ESPE Abstracts

Background: Classical and non-classical congenital lipoid adrenal hyperplasia (CLAH) are extremely rare condition caused by mutations in StAR. The degree of enzyme activity impairment determines the clinical phenotypes.

Objective and hypotheses: To identify the genetic cause of primary adrenal insufficiency in a cohort of patients from 13 unrelated families with classical and non-classical CLAH, to correlate genotype to phenotype and to identify a possible founder effect of these mutations.

Results: All (n=15) affected individuals with classical CLAH in Israel and the Palestinian territories had the same N-terminal c.201_202delCT mutation due to a founder effect and presented neonatally with severe Addissonian crisis and XY-DSD (in cases of XY karyotype) responding well to full replacement therapy. Three patients with non-classical CLAH had the G221S mutation (novel in the homozygous state), again with a founder effect. These patients presented during early childhood with addisonian crisis during a severe infection requiring just glucocorticoid replacement therapy. Characterization of the pubertal development in XX and XY patients of this cohort is underway.
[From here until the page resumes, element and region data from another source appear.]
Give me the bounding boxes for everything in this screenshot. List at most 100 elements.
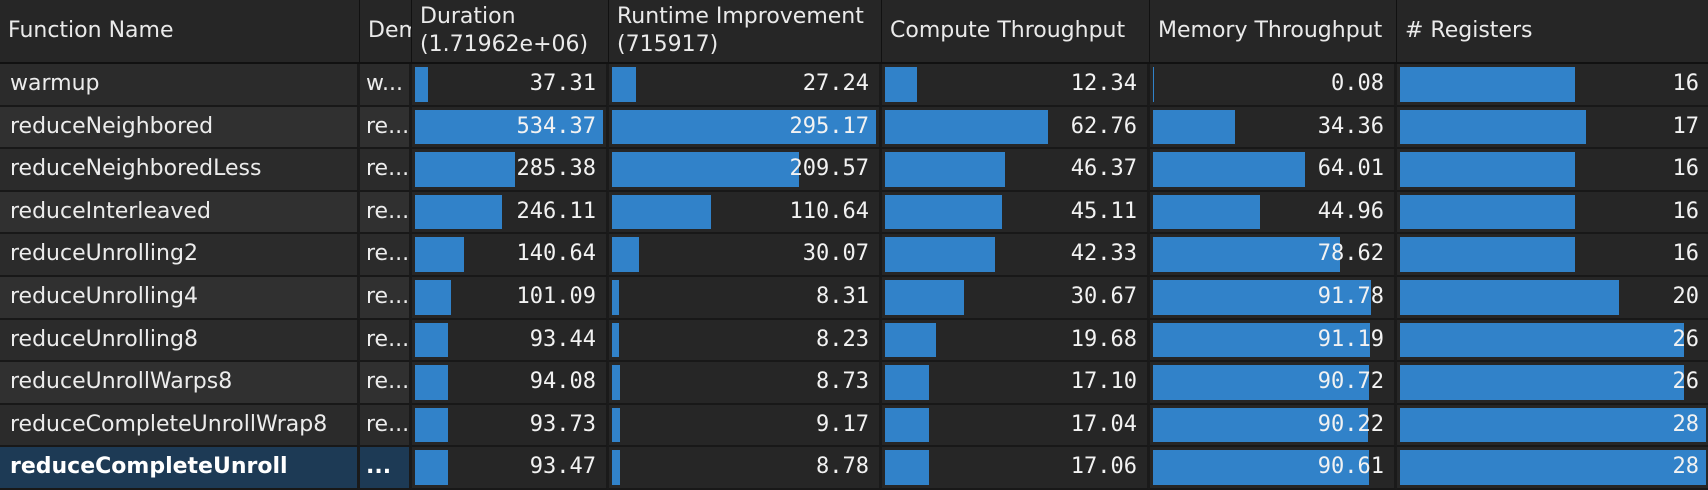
duration-cell[interactable]: 246.11 — [412, 191, 609, 235]
duration-cell[interactable]: 534.37 — [412, 106, 609, 150]
demangled-cell[interactable]: re... — [360, 276, 412, 320]
compute-bar — [885, 322, 936, 358]
runtime-cell[interactable]: 110.64 — [609, 191, 882, 235]
demangled-cell[interactable]: w... — [360, 64, 412, 107]
runtime-cell[interactable]: 30.07 — [609, 234, 882, 277]
runtime-value: 8.31 — [816, 283, 869, 309]
function-name-cell[interactable]: warmup — [0, 64, 360, 107]
runtime-bar — [612, 109, 876, 145]
demangled-cell[interactable]: re... — [360, 362, 412, 405]
runtime-cell[interactable]: 8.31 — [609, 276, 882, 320]
duration-cell[interactable]: 37.31 — [412, 64, 609, 107]
memory-cell[interactable]: 44.96 — [1150, 191, 1397, 235]
duration-bar — [415, 322, 448, 358]
registers-cell[interactable]: 28 — [1397, 404, 1708, 448]
demangled-cell[interactable]: re... — [360, 404, 412, 448]
duration-cell[interactable]: 93.47 — [412, 447, 609, 490]
header-duration[interactable]: Duration (1.71962e+06) — [412, 0, 609, 64]
duration-value: 93.73 — [529, 411, 596, 437]
duration-cell[interactable]: 101.09 — [412, 276, 609, 320]
compute-cell[interactable]: 30.67 — [882, 276, 1150, 320]
runtime-cell[interactable]: 9.17 — [609, 404, 882, 448]
demangled-cell[interactable]: re... — [360, 319, 412, 363]
memory-cell[interactable]: 91.78 — [1150, 276, 1397, 320]
compute-cell[interactable]: 19.68 — [882, 319, 1150, 363]
compute-value: 17.04 — [1070, 411, 1137, 437]
registers-cell[interactable]: 28 — [1397, 447, 1708, 490]
memory-cell[interactable]: 0.08 — [1150, 64, 1397, 107]
duration-cell[interactable]: 285.38 — [412, 149, 609, 192]
runtime-cell[interactable]: 27.24 — [609, 64, 882, 107]
header-registers[interactable]: # Registers — [1397, 0, 1708, 64]
duration-cell[interactable]: 140.64 — [412, 234, 609, 277]
duration-value: 93.44 — [529, 326, 596, 352]
memory-cell[interactable]: 90.22 — [1150, 404, 1397, 448]
runtime-cell[interactable]: 295.17 — [609, 106, 882, 150]
registers-bar — [1400, 194, 1575, 230]
function-name-cell[interactable]: reduceCompleteUnrollWrap8 — [0, 404, 360, 448]
header-label: Function Name — [8, 18, 174, 43]
demangled-cell[interactable]: re... — [360, 106, 412, 150]
function-name-cell[interactable]: reduceUnrolling8 — [0, 319, 360, 363]
demangled-cell[interactable]: re... — [360, 234, 412, 277]
memory-cell[interactable]: 78.62 — [1150, 234, 1397, 277]
memory-cell[interactable]: 91.19 — [1150, 319, 1397, 363]
duration-value: 93.47 — [529, 454, 596, 480]
header-compute-throughput[interactable]: Compute Throughput — [882, 0, 1150, 64]
compute-cell[interactable]: 46.37 — [882, 149, 1150, 192]
runtime-value: 8.23 — [816, 326, 869, 352]
duration-cell[interactable]: 93.44 — [412, 319, 609, 363]
runtime-bar — [612, 450, 620, 485]
runtime-value: 110.64 — [789, 198, 869, 224]
compute-cell[interactable]: 12.34 — [882, 64, 1150, 107]
duration-cell[interactable]: 94.08 — [412, 362, 609, 405]
function-name-cell[interactable]: reduceInterleaved — [0, 191, 360, 235]
header-runtime-improvement[interactable]: Runtime Improvement (715917) — [609, 0, 882, 64]
function-name-cell[interactable]: reduceUnrollWarps8 — [0, 362, 360, 405]
compute-cell[interactable]: 42.33 — [882, 234, 1150, 277]
compute-value: 17.10 — [1070, 369, 1137, 395]
registers-cell[interactable]: 17 — [1397, 106, 1708, 150]
runtime-cell[interactable]: 8.78 — [609, 447, 882, 490]
compute-cell[interactable]: 17.04 — [882, 404, 1150, 448]
function-name-cell[interactable]: reduceUnrolling4 — [0, 276, 360, 320]
duration-bar — [415, 407, 448, 443]
runtime-cell[interactable]: 209.57 — [609, 149, 882, 192]
memory-cell[interactable]: 90.72 — [1150, 362, 1397, 405]
compute-bar — [885, 194, 1002, 230]
function-name-cell[interactable]: reduceCompleteUnroll — [0, 447, 360, 490]
function-name-cell[interactable]: reduceNeighboredLess — [0, 149, 360, 192]
duration-cell[interactable]: 93.73 — [412, 404, 609, 448]
compute-cell[interactable]: 17.10 — [882, 362, 1150, 405]
compute-cell[interactable]: 45.11 — [882, 191, 1150, 235]
header-memory-throughput[interactable]: Memory Throughput — [1150, 0, 1397, 64]
registers-cell[interactable]: 16 — [1397, 149, 1708, 192]
registers-cell[interactable]: 16 — [1397, 64, 1708, 107]
registers-cell[interactable]: 26 — [1397, 362, 1708, 405]
function-name-cell[interactable]: reduceUnrolling2 — [0, 234, 360, 277]
function-name-cell[interactable]: reduceNeighbored — [0, 106, 360, 150]
compute-cell[interactable]: 17.06 — [882, 447, 1150, 490]
demangled-cell[interactable]: ... — [360, 447, 412, 490]
memory-cell[interactable]: 64.01 — [1150, 149, 1397, 192]
header-label: Memory Throughput — [1158, 18, 1383, 43]
memory-cell[interactable]: 90.61 — [1150, 447, 1397, 490]
registers-cell[interactable]: 16 — [1397, 234, 1708, 277]
compute-cell[interactable]: 62.76 — [882, 106, 1150, 150]
registers-bar — [1400, 67, 1575, 102]
runtime-cell[interactable]: 8.73 — [609, 362, 882, 405]
registers-cell[interactable]: 16 — [1397, 191, 1708, 235]
registers-cell[interactable]: 20 — [1397, 276, 1708, 320]
runtime-cell[interactable]: 8.23 — [609, 319, 882, 363]
memory-cell[interactable]: 34.36 — [1150, 106, 1397, 150]
memory-value: 91.78 — [1317, 283, 1384, 309]
demangled-cell[interactable]: re... — [360, 191, 412, 235]
header-function-name[interactable]: Function Name — [0, 0, 360, 64]
registers-cell[interactable]: 26 — [1397, 319, 1708, 363]
memory-bar — [1153, 194, 1260, 230]
demangled-cell[interactable]: re... — [360, 149, 412, 192]
runtime-value: 209.57 — [789, 156, 869, 182]
registers-value: 17 — [1672, 113, 1700, 139]
header-demangled[interactable]: Dem — [360, 0, 412, 64]
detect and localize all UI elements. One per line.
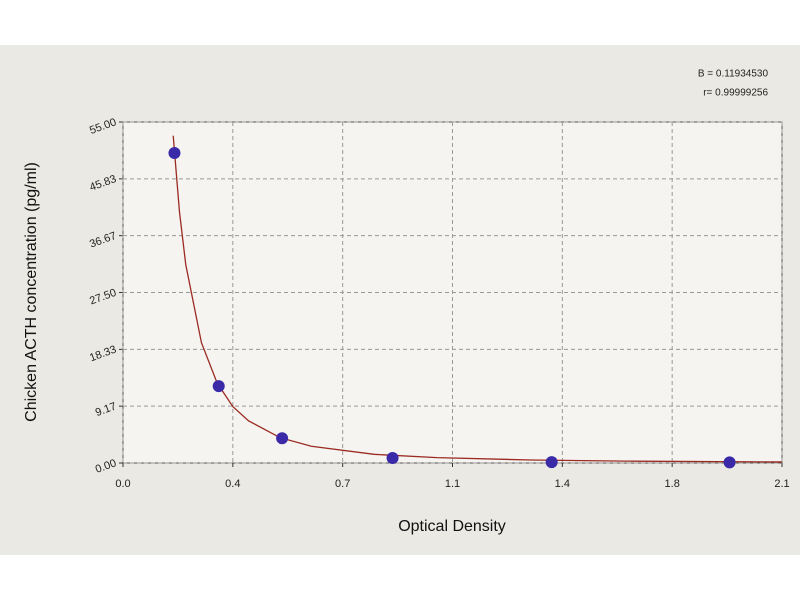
annotation: B = 0.11934530: [698, 69, 769, 80]
x-tick-label: 1.8: [665, 478, 680, 490]
x-tick-label: 1.4: [555, 478, 570, 490]
x-axis-title: Optical Density: [398, 518, 506, 535]
x-tick-label: 1.1: [445, 478, 460, 490]
data-point: [168, 147, 181, 159]
x-tick-label: 0.4: [225, 478, 240, 490]
x-tick-label: 0.0: [115, 478, 130, 490]
x-tick-label: 0.7: [335, 478, 350, 490]
data-point: [545, 456, 558, 469]
annotation: r= 0.99999256: [703, 88, 768, 99]
data-point: [386, 452, 399, 465]
data-point: [723, 456, 736, 469]
data-point: [276, 432, 289, 445]
x-tick-label: 2.1: [774, 478, 789, 490]
y-axis-title: Chicken ACTH concentration (pg/ml): [23, 162, 40, 422]
data-point: [212, 380, 225, 393]
fit-curve: [172, 135, 783, 463]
Conclusion: Classical and non-classical CLAH due to StAR mutations are extremely rare but are significantly more common in the Palestinian population, given the founder effect of the two mutations characterized here. The different clinical phenotype of patients with classical and non-classical reflects the degree of StAR protein dysfunction caused by these mutations. To our knowledge, this is one of the largest cohorts studying the clinical and molecular characteristics of CLAH patients. The actual prevalence of mutations in the StAR gene in the general Palestinian population remains to be determined.